Sunday, February 25, 2007

On Writing # 4

My last post explains why I write so little. I ended by comparing writing to coal mining. Well, hardly. Writing is safer. The ceiling rarely falls on you, and you don't usually have to worry about poisonous air. The pay is bad for most writers; but let's face it, most of us are going to have a day job and write for the praise and fame. Coal miners in nonunion mines get bad pay and little fame, unless there's some horrible disaster. No one wants that kind of fame.

So, I withdraw the metaphor.

But it's interesting to me that I stress the difficulty of writing and not the pleasure. Do you remember the Merle Travis song about coal mining? "It's dark as a dungeon and damp as the dew, the dangers are many, the pleasures are few."

True about coal mining, but not true about writing.

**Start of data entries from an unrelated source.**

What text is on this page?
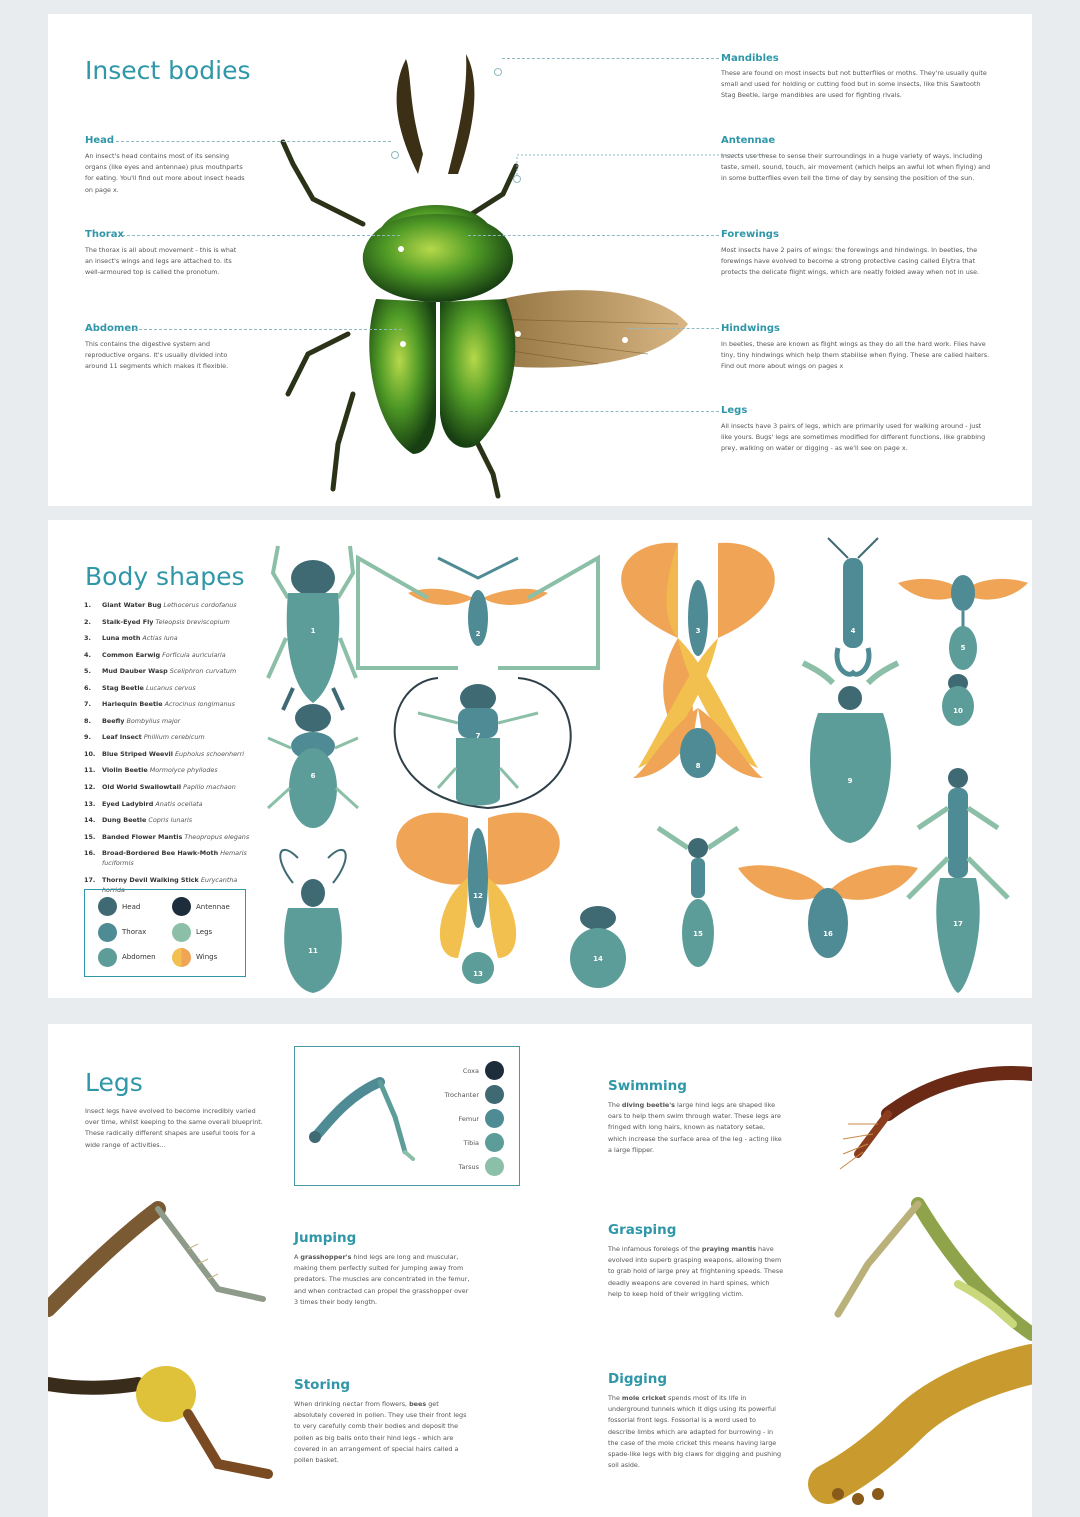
Insect bodies
Head
An insect's head contains most of its sensing organs (like eyes and antennae) plus mouthparts for eating. You'll find out more about insect heads on page x.
Thorax
The thorax is all about movement - this is what an insect's wings and legs are attached to. Its well-armoured top is called the pronotum.
Abdomen
This contains the digestive system and reproductive organs. It's usually divided into around 11 segments which makes it flexible.
Mandibles
These are found on most insects but not butterflies or moths. They're usually quite small and used for holding or cutting food but in some insects, like this Sawtooth Stag Beetle, large mandibles are used for fighting rivals.
Antennae
Insects use these to sense their surroundings in a huge variety of ways, including taste, smell, sound, touch, air movement (which helps an awful lot when flying) and in some butterflies even tell the time of day by sensing the position of the sun.
Forewings
Most insects have 2 pairs of wings: the forewings and hindwings. In beetles, the forewings have evolved to become a strong protective casing called Elytra that protects the delicate flight wings, which are neatly folded away when not in use.
Hindwings
In beetles, these are known as flight wings as they do all the hard work. Flies have tiny, tiny hindwings which help them stabilise when flying. These are called halters. Find out more about wings on pages x
Legs
All insects have 3 pairs of legs, which are primarily used for walking around - just like yours. Bugs' legs are sometimes modified for different functions, like grabbing prey, walking on water or digging - as we'll see on page x.
Body shapes
1. Giant Water Bug Lethocerus cordofanus
2. Stalk-Eyed Fly Teleopsis breviscopium
3. Luna moth Actias luna
4. Common Earwig Forficula auricularia
5. Mud Dauber Wasp Sceliphron curvatum
6. Stag Beetle Lucanus cervus
7. Harlequin Beetle Acrocinus longimanus
8. Beefly Bombylius major
9. Leaf Insect Phillium cerebicum
10. Blue Striped Weevil Eupholus schoenherri
11. Violin Beetle Mormolyce phyllodes
12. Old World Swallowtail Papilio machaon
13. Eyed Ladybird Anatis ocellata
14. Dung Beetle Copris lunaris
15. Banded Flower Mantis Theopropus elegans
16. Broad-Bordered Bee Hawk-Moth Hemaris fuciformis
17. Thorny Devil Walking Stick Eurycantha horrida
Head	Antennae
Thorax	Legs
Abdomen	Wings
1	2	3	4
5
6
7
8
9
10
11
12
13
14
15	16
17
Legs
Insect legs have evolved to become incredibly varied over time, whilst keeping to the same overall blueprint. These radically different shapes are useful tools for a wide range of activities...
Coxa
Trochanter
Femur
Tibia
Tarsus
Swimming
The diving beetle's large hind legs are shaped like oars to help them swim through water. These legs are fringed with long hairs, known as natatory setae, which increase the surface area of the leg - acting like a large flipper.
Jumping
A grasshopper's hind legs are long and muscular, making them perfectly suited for jumping away from predators. The muscles are concentrated in the femur, and when contracted can propel the grasshopper over 3 times their body length.
Grasping
The infamous forelegs of the praying mantis have evolved into superb grasping weapons, allowing them to grab hold of large prey at frightening speeds. These deadly weapons are covered in hard spines, which help to keep hold of their wriggling victim.
Storing
When drinking nectar from flowers, bees get absolutely covered in pollen. They use their front legs to very carefully comb their bodies and deposit the pollen as big balls onto their hind legs - which are covered in an arrangement of special hairs called a pollen basket.
Digging
The mole cricket spends most of its life in underground tunnels which it digs using its powerful fossorial front legs. Fossorial is a word used to describe limbs which are adapted for burrowing - in the case of the mole cricket this means having large spade-like legs with big claws for digging and pushing soil aside.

What are the pleasures of writing? Getting chapter or a scene or a line right; having the members of your writing group draw smiling faces on the margins of your manuscript; getting published and seeing your words on paper; getting a good review; having people come up to you at a con and say, "I really like your work."

Being good at a craft and knowing it. Making other people happy. Expressing yourself. "Self-expression is the need of my soul," said archie the cockroach. (I will cap the sentence, though not archie's name.) Saying something true about the world to the world. Making something beautiful.